Madame la rapporteure, mesdames et messieurs les parlementaires, je vous remercie pour votre invitation. Je ne m'attarderai pas spécifiquement sur les réintroductions d'espèces, mais je présenterai les actions de conservation en les inscrivant dans le contexte plus large du réchauffement climatique.
Mon diaporama comporte des cartographies intéressantes de la biodiversité. Il est aussi illustré de belles images de nature. Chacun forge ses propres images de nature, associées aux imaginaires individuels. La nature apporte une inspiration spirituelle essentielle à l'humanité. La nature apporte également les éléments essentiels à la vie humaine, mais aussi des biens matériels qui améliorent la qualité de vie.
Les contributions de la nature aux populations sont scientifiquement bien établies. Nous identifions des contributions de régulation agissant sur le climat, sur les évènements extrêmes et sur la qualité de l'air. Des contributions matérielles renvoient à l'énergie, à l'alimentation, ou encore à la médecine, tandis que des contributions immatérielles sont reliées à l'inspiration, au bien-être et à l'identité.
L'examen de plus de 2 000 études montre un déclin pour quatorze des dix-huit contributions de la nature aux populations identifiées. Il s'agit pour l'essentiel de fonctions de régulation et de contributions immatérielles. Ce déclin menace actuellement la qualité de vie des populations.
Depuis 1970, la production a augmenté dans les secteurs de l'agriculture, de la pêche, des bioénergies et de l'industrie extractive. Or le déclin des contributions de la nature aux populations suggère que cette hausse de production n'est souvent pas viable sur le long terme.

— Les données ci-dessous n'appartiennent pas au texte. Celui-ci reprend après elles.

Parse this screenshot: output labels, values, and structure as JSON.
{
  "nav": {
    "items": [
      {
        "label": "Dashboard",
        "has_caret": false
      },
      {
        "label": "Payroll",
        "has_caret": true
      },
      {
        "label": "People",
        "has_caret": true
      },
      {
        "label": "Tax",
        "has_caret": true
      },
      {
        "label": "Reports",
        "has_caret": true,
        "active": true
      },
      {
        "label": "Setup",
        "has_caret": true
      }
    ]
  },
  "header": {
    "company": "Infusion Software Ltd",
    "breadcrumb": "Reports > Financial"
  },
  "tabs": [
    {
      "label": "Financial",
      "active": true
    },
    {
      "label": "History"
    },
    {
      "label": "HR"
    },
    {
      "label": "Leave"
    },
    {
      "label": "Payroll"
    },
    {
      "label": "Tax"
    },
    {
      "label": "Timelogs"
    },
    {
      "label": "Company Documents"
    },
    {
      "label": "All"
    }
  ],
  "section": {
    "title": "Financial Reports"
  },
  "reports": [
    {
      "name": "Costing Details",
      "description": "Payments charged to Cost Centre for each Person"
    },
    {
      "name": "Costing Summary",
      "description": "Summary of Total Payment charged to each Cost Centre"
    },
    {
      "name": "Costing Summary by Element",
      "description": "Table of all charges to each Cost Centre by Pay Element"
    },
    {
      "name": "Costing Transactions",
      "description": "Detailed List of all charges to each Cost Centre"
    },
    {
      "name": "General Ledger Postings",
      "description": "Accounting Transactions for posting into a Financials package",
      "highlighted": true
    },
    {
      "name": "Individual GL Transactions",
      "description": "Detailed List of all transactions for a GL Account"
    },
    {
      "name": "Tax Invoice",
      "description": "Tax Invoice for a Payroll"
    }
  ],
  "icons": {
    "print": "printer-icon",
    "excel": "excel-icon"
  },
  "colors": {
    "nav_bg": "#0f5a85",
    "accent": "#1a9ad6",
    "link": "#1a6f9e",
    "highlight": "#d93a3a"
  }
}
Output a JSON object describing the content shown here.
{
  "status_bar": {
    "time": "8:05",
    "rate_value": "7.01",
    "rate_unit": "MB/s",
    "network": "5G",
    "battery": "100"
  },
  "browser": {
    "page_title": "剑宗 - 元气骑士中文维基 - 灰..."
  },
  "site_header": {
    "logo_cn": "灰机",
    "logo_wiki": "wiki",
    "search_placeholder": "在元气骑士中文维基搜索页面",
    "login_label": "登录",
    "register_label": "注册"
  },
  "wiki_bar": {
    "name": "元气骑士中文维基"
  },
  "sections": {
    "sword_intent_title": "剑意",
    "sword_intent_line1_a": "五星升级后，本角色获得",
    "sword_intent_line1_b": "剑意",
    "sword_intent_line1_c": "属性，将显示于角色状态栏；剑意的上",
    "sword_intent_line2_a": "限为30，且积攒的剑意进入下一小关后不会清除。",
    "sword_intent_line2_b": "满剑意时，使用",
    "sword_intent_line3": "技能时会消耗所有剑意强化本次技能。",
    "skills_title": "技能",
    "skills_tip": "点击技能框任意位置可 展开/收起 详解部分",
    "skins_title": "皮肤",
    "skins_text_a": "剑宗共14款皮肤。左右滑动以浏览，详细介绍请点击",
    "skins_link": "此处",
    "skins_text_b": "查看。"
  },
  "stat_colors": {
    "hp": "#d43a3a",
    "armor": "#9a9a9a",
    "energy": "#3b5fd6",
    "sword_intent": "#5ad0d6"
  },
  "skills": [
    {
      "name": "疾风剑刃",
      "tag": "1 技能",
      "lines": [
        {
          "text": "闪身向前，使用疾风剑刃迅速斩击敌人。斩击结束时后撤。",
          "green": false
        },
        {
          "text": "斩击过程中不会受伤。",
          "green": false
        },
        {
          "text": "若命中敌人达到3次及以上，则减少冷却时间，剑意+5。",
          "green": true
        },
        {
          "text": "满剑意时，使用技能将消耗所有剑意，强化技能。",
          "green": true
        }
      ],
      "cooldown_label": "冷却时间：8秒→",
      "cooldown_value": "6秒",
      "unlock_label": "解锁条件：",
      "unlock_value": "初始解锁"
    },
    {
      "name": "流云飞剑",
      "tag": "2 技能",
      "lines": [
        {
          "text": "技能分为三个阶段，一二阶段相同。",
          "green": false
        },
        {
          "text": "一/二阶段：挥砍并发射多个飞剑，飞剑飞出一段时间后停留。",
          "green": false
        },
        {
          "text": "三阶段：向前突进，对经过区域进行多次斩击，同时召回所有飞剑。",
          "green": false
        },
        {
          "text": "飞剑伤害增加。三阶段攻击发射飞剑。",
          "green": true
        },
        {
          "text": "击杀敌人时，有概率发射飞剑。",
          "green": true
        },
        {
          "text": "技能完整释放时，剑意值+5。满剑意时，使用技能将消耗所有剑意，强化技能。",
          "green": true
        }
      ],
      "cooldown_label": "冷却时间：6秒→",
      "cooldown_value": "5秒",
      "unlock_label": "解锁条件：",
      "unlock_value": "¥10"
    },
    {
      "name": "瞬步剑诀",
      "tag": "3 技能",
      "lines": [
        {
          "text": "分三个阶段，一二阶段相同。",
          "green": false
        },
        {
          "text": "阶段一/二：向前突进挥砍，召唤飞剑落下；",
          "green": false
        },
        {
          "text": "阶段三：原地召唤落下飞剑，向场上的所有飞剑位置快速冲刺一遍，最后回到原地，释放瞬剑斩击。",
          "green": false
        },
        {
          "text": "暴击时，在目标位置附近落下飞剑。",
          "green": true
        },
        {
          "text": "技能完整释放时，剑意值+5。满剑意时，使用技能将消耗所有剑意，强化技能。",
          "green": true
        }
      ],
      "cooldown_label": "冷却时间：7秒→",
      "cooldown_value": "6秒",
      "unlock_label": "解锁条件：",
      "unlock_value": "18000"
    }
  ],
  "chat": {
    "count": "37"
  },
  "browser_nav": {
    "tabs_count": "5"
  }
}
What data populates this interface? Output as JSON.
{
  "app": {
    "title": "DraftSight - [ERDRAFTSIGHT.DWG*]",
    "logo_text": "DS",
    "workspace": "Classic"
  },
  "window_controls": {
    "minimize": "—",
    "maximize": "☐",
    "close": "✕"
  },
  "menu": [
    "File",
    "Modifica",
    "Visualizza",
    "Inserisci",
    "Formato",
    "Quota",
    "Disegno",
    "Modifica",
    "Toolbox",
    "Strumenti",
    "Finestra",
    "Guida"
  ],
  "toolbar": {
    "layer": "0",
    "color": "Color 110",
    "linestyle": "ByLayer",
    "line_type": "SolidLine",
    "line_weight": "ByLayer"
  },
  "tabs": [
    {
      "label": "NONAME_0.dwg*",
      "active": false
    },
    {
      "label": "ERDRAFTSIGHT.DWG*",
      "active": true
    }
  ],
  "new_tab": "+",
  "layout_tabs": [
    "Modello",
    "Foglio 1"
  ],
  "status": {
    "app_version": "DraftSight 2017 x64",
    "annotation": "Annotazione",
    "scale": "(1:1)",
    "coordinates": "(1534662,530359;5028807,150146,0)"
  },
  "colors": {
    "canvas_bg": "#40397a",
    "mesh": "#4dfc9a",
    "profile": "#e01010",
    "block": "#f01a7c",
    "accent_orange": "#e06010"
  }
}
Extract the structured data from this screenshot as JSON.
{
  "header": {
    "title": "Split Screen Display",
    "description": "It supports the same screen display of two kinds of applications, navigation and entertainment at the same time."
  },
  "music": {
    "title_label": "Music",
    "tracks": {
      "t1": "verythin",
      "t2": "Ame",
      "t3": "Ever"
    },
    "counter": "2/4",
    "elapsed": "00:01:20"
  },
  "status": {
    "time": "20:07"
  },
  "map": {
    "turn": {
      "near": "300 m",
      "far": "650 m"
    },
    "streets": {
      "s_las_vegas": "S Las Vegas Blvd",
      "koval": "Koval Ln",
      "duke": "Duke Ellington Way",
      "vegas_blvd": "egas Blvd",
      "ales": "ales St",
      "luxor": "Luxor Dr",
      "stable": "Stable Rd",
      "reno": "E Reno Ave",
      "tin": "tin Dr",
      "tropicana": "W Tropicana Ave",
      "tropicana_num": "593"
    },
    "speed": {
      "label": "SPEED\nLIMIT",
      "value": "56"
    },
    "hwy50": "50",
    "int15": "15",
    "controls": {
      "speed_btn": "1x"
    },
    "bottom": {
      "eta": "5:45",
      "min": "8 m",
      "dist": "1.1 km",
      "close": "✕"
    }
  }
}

La majeure partie des conclusions que je vous présente aujourd'hui proviennent du rapport de l'IPBES, publié en 2019, sur l'évaluation mondiale de la biodiversité et des services écosystémiques. Ce rapport synthétise plus de 15 000 publications scientifiques et propose un résumé destiné aux décideurs. Mes conclusions proviennent aussi des résultats d'un atelier commun organisé par le GIEC et l'IPBES en 2021. Cet atelier visait à identifier les liens entre la biodiversité et le changement climatique.
Les causes du déclin de la biodiversité sont bien documentées. Les causes de ce déclin se trouvent, en premier lieu, dans le changement d'utilisation des terres et des mers, mais aussi dans l'exploitation directe du vivant réalisée par le biais de la chasse, de la pêche et de l'exploitation forestière. Parmi les facteurs du déclin de la biodiversité, le changement climatique se trouve en troisième position. La pollution et les espèces exotiques envahissantes représentent deux autres causes importantes de ce déclin.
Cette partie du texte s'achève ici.